Türkiye'de yaşlıların bakımı için bir an önce sosyal bakım sigortası kurulması gerektiğini savunan Prof. Dr. Tufan, "Yaklaşık 400 bin Alzheimer hastamız var. Bunların bakılabilmesi için zaman geçirilmeden sosyal bakım yasası ve sigortası yapılmalı. Bunun için yaklaşık 6 milyar dolarlık fon gerekiyor" dedi.
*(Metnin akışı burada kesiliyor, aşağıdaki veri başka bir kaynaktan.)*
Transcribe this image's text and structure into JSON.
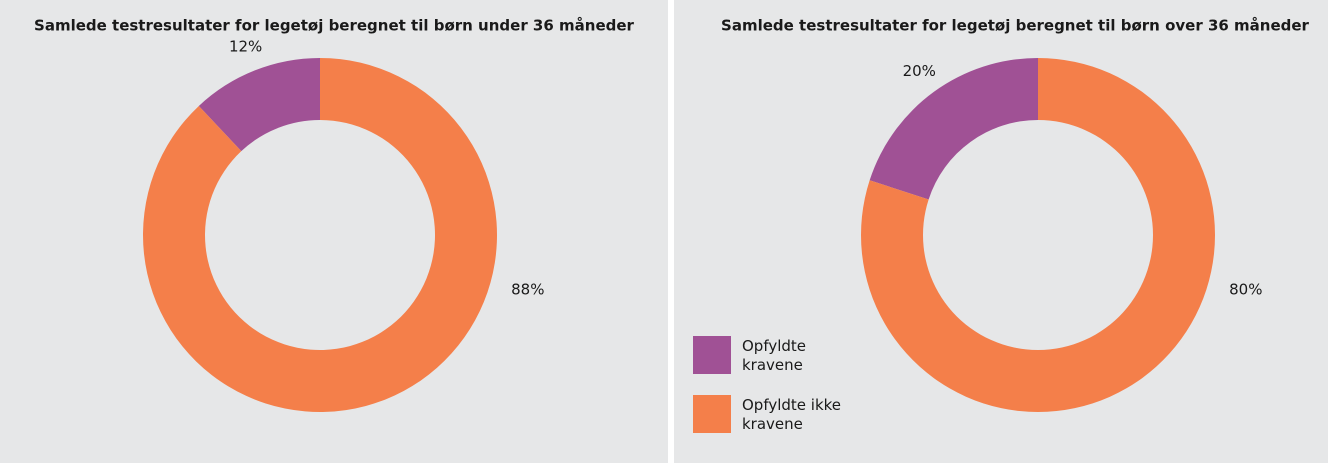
{
  "chart_data": [
    {
      "type": "pie",
      "title": "Samlede testresultater for legetøj beregnet til børn under 36 måneder",
      "values": [
        12,
        88
      ],
      "value_labels": [
        "12%",
        "88%"
      ],
      "colors": [
        "#a05195",
        "#f47f4a"
      ]
    },
    {
      "type": "pie",
      "title": "Samlede testresultater for legetøj beregnet til børn over 36 måneder",
      "categories": [
        "Opfyldte kravene",
        "Opfyldte ikke kravene"
      ],
      "values": [
        20,
        80
      ],
      "value_labels": [
        "20%",
        "80%"
      ],
      "colors": [
        "#a05195",
        "#f47f4a"
      ],
      "legend": "lower-left"
    }
  ]
}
'EKONOMİSİ İLK 20'YE GİREN TÜRKİYE'NİN YAŞLI AYIBI'

Prof. Dr. Tufan, Türkiye'nin dünya ekonomisinde ilk 20 ülkeden biri olduğunu belirterek, "Bu yüzden kendimizi ABD, Almanya, Japonya gibi ülkelerle karşılaştırmalıyız. Bu ülkelerin hepsinde yaşlılar için öngörülen hizmetleri yerinde gördüm. Bunlarla karşılaştırınca Türkiye'nin yaşlılara hizmeti Bangladeş ile aynı. Çok gerideyiz. Bu çağda ülkelerin refah düzeyinin en önemli göstergelerinden biri de yaşlılarının genel ve özel ihtiyaçlarının ne ölçüde karşılandığıyla bağlantılı" dedi.
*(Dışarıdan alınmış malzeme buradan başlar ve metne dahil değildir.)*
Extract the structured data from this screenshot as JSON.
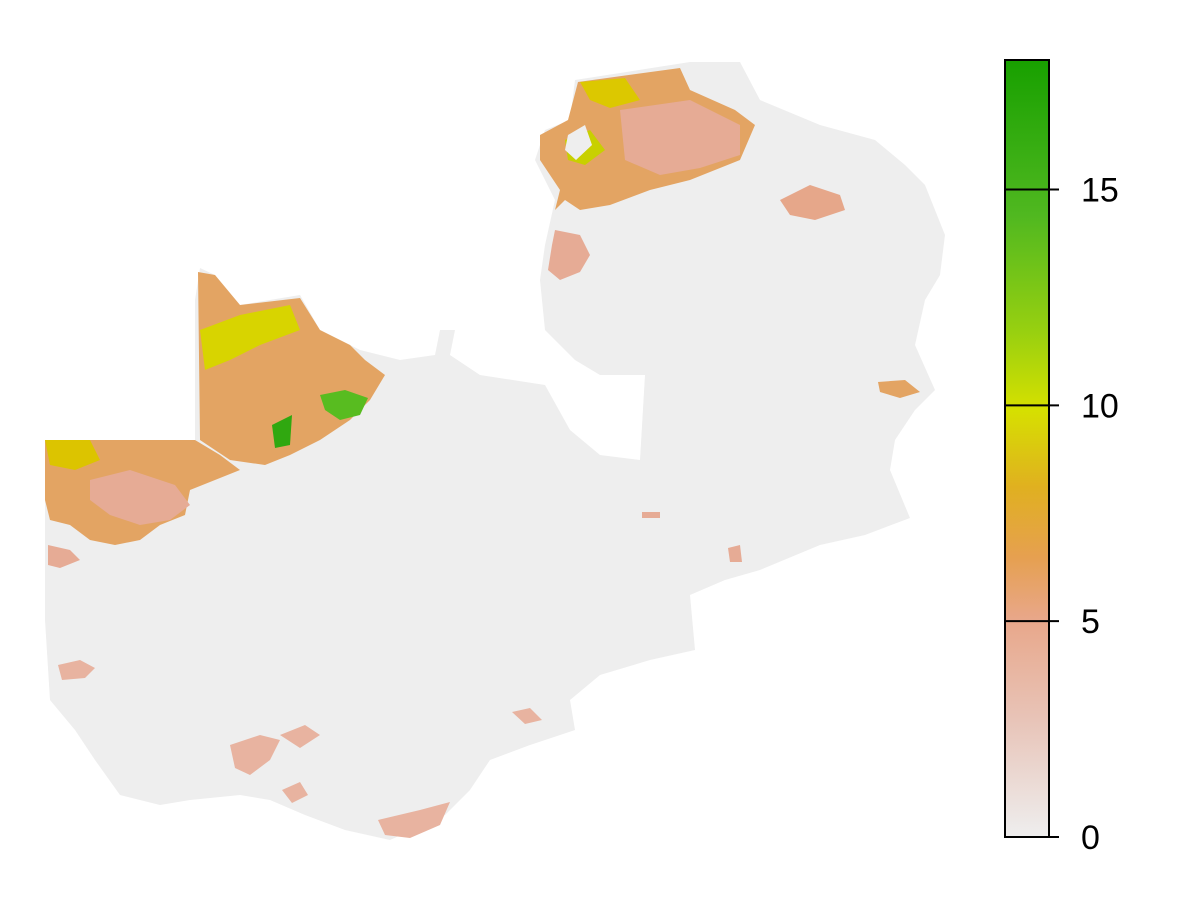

Türkiye'de yaşlılık olgusunun sosyal bir sorun da olduğunu vurgulayan Prof. Dr. Tufan, şunları söyledi: "Acil halletmemiz gereken bakıma muhtaç 1 milyon 750 bin yatalak ve yaşlı sorunumuz var. Bunlara kim bakacak, nasıl bakılacak ve kim finanse edecek? Bakım sadece iyi niyet, hoş görü, temiz kalp, yüce gönüllükle yapılabilecek bir şey değil. Bakılan kişinin, kendisine bakacak kişiyi kendi özgür iradesiyle seçebilmeli. Bakmak bir lütuf olarak görülmemeli. Bu bir vatandaşlık hakkı. Bunu sağlamak için mutlaka gelişmiş ülkelerdeki sosyal bakım sigortası devreye sokulmalı."

'YENİ İSTİHDAM OLANAĞI'

Ne devlet ne de özel sektörün bakım hizmetinde çalışacak kalifiye elemanı olmadığını anlatan Prof. Dr. Tufan, "Özel sektör, bakım sektörü yatırımları için teşvik edilmeli. Eğer bu hizmet sektörünü hayata geçirebilirsek, genç işsizliğin de önüne geçebiliriz. Yılda 200 bin insana istihdam sağlayabiliriz. Kamuya ait 42 bin atık bina var. Bu binaları yaşlı hizmetlerinde kullanabiliriz. Yerel yönetimler bunu rahatlıkla yapabilir" dedi.

'CAMİ AVLUSUNA BIRAKILAN YAŞLILAR VAR'

Prof. Dr. Tufan, "Aileler Alzheimer sorunuyla tek başına bırakıldı. Ne devlet ne de özel sektör bu zor görevi yerine getirmek için somut adımlar atıyor. Hem yaşlıların hem de Alzheimer hastalarının bakımı genellikle kız çocukları, gelin ve kız torunlara kalıyor. Erkeklerin bakıma katkısı çok az. Alzheimer hastası yakınını camiye bırakanlar oldu" dedi.